Judy Da Silva, a community leader from Grassy Narrows, has been speaking for decades about the suffering:

“They took our river. They took our health. And nothing can give that back.”

Fines didn’t fix this.
Promises didn’t fix this.
Generations continue to pay.


🌵💚 Erin Brockovich & Hinkley: The Unlined Pond Disaster

This is where the Ground X story hits hard.

In Hinkley, California, the utility company PG&E used unlined ponds to store wastewater contaminated with hexavalent chromium (Chromium-6) — a known carcinogen.

The toxins seeped into groundwater for decades.
Families drank it, bathed in it, cooked with it.

Roberta Walker, one of the residents featured in the Erin Brockovich case, suffered massive health problems.

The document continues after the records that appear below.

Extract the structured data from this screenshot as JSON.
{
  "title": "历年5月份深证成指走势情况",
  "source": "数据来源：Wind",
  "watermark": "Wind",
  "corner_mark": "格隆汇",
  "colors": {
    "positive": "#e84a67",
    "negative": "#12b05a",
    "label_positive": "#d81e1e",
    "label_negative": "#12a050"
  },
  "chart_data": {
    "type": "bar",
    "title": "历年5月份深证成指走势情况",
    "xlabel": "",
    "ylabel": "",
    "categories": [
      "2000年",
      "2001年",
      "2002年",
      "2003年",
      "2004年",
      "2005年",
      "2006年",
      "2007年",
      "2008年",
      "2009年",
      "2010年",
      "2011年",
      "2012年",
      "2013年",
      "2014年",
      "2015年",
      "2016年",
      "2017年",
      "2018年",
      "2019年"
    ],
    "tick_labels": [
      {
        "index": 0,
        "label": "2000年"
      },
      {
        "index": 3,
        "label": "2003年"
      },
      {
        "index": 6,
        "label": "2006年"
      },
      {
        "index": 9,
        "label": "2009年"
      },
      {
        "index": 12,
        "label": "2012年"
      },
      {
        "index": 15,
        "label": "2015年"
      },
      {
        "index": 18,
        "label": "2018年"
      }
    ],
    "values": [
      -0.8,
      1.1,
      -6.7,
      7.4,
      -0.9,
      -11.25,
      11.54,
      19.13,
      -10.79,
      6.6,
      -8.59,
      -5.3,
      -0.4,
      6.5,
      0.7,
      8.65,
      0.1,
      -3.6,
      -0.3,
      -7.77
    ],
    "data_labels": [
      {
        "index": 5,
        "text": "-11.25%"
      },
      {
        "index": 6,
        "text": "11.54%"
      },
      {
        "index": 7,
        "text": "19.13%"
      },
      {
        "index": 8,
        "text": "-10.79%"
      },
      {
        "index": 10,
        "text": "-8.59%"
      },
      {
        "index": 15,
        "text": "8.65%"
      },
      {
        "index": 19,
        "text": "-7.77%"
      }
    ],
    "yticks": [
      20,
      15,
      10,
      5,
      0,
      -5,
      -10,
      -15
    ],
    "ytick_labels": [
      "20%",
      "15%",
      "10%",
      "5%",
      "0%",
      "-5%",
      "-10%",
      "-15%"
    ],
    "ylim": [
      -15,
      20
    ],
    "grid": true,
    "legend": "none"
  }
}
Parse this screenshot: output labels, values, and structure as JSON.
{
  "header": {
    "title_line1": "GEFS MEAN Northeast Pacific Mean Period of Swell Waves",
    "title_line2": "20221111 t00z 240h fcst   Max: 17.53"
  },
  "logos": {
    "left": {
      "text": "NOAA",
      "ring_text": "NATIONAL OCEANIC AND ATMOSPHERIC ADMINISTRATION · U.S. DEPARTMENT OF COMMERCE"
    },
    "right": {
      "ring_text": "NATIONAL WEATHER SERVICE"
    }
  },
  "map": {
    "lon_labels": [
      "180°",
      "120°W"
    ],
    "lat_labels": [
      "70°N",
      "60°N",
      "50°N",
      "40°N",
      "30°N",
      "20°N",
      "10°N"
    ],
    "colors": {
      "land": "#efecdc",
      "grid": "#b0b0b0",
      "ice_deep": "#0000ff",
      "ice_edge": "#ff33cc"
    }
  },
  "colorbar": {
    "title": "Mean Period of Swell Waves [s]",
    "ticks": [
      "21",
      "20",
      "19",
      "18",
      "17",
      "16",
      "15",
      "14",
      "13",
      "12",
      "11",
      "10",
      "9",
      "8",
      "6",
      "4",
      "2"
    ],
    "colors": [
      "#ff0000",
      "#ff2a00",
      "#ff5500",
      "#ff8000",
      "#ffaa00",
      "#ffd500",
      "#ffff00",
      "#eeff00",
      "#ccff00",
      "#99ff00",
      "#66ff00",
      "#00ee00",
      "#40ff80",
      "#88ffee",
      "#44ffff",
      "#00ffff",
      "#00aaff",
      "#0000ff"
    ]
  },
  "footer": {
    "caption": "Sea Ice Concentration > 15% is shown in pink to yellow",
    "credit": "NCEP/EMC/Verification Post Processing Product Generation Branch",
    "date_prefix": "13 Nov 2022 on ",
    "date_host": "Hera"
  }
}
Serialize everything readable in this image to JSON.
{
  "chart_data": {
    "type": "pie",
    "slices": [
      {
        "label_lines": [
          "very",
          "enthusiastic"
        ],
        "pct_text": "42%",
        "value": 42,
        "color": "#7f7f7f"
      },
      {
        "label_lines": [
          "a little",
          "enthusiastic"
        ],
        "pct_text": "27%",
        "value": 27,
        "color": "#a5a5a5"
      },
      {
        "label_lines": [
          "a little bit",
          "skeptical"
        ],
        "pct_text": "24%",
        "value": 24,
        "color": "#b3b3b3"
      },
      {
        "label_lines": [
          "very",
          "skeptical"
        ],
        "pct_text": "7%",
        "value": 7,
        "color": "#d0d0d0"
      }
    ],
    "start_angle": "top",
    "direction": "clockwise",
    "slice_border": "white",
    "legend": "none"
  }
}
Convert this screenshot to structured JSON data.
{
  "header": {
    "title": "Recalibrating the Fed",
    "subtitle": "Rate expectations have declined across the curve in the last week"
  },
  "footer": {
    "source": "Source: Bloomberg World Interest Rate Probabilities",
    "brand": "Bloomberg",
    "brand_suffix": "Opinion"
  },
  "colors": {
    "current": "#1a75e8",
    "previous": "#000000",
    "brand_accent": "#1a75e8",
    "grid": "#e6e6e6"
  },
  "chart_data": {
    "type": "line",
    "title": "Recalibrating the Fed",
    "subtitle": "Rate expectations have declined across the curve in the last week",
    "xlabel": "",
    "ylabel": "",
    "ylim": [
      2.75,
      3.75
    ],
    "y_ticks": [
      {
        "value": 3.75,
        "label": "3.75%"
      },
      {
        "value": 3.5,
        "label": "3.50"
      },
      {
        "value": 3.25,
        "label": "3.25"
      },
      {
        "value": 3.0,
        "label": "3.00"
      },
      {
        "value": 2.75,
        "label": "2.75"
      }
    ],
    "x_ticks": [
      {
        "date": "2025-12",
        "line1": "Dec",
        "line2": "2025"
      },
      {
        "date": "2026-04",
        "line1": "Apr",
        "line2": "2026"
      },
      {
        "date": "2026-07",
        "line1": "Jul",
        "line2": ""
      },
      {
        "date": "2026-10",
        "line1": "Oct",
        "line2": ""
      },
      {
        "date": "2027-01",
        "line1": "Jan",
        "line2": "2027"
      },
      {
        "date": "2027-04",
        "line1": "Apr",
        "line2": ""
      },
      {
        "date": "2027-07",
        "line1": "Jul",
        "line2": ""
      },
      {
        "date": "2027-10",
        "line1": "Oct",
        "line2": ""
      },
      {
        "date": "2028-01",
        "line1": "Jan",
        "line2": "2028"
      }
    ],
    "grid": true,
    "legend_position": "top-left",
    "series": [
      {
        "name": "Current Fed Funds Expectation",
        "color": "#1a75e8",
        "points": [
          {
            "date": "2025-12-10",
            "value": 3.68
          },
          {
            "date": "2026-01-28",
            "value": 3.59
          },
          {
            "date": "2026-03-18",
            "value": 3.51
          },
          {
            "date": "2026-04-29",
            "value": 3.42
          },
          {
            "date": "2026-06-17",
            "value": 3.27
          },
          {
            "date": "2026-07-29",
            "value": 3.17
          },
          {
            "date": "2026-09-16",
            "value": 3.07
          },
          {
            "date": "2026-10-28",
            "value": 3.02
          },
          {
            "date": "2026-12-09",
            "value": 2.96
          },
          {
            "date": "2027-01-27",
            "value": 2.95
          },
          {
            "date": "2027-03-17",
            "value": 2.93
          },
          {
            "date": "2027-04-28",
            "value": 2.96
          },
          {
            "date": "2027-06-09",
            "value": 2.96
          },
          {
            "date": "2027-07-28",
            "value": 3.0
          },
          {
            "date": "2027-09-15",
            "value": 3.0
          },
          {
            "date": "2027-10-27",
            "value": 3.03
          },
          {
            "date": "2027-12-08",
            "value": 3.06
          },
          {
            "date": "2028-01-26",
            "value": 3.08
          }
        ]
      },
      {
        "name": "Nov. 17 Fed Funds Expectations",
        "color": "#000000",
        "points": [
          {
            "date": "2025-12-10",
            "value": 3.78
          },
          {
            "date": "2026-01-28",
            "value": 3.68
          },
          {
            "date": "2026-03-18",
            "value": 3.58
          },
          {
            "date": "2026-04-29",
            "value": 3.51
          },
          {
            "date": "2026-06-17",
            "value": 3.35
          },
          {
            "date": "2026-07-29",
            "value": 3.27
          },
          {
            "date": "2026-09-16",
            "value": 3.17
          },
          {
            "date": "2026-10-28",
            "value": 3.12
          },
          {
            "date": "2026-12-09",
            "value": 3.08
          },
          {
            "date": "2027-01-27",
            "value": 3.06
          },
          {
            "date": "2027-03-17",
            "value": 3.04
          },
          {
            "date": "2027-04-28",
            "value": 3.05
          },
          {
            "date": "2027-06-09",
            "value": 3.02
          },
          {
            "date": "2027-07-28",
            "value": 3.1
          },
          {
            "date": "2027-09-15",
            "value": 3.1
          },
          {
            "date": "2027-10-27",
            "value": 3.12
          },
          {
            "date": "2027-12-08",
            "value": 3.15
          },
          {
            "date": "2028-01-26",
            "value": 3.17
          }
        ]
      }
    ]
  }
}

Her story — and Erin’s relentless investigation — exposed the contamination and won a $333 million settlement.

But here’s the truth Erin Brockovich still says today:

“No amount of money ever gives people back their health.”

Unlined pond.
Ignored warnings.
People sick for life.

Sound familiar?


🐟🌊 Metro Vancouver: A Disaster in Slow Motion

Ground X did exactly what ruined Hinkley:

❌ Stored waste in an unlined pond
❌ Leaked effluent into the ground
❌ Ignored repeated warnings
❌ Operated beside a river system full of salmon
❌ Failed to provide proof of safety

Samples showed contaminants — including benzo(a)pyrene — at more than double provincial standards.

Benzo(a)pyrene is:
🔥 Carcinogenic
🔥 Harmful to fish, plants, and invertebrates
🔥 Persistent in soil and water

So here’s the question:

Do these companies want to eat the salmon they’re contaminating? 🐟

Do they want their kids drinking the water they polluted? 🚰

Do they want to live beside the river they’re harming? 🌊

Because families along the Fraser do.
Indigenous communities do.
Wildlife does.

The river cannot defend itself.
Regulators tried — four warnings in five years.
And now a fine.
$454,000.

But that doesn’t repair a river.
It doesn’t protect salmon.
It doesn’t undo a leak that already happened.

A fine is a receipt.
Not justice.


🛑❗ We Know How These Stories End — And We Can’t Pretend Anymore

Every environmental catastrophe begins with the same mistakes.

Every community disaster begins with: ☠️ “The pond is fine.”
☠️ “It’s only a small leak.”
☠️ “There’s no proof.”
☠️ “Everything is under control.”

Until suddenly — it’s not.
And mothers like Lois Gibbs, LeeAnne Walters, and Judy Da Silva are left fighting for their children’s lives.

We cannot afford another Love Canal.
Another Flint.
Another Grassy Narrows.
Another Hinkley.

Not here.
Not on the Fraser.
Not to our salmon.
Not to our families.


💚🌍 If companies want to operate near our rivers, the question is simple:

Would you let your children swim there?
Would you drink that water?
Would you feed your grandbabies salmon from that river?

If the answer is no, then it’s already too dangerous.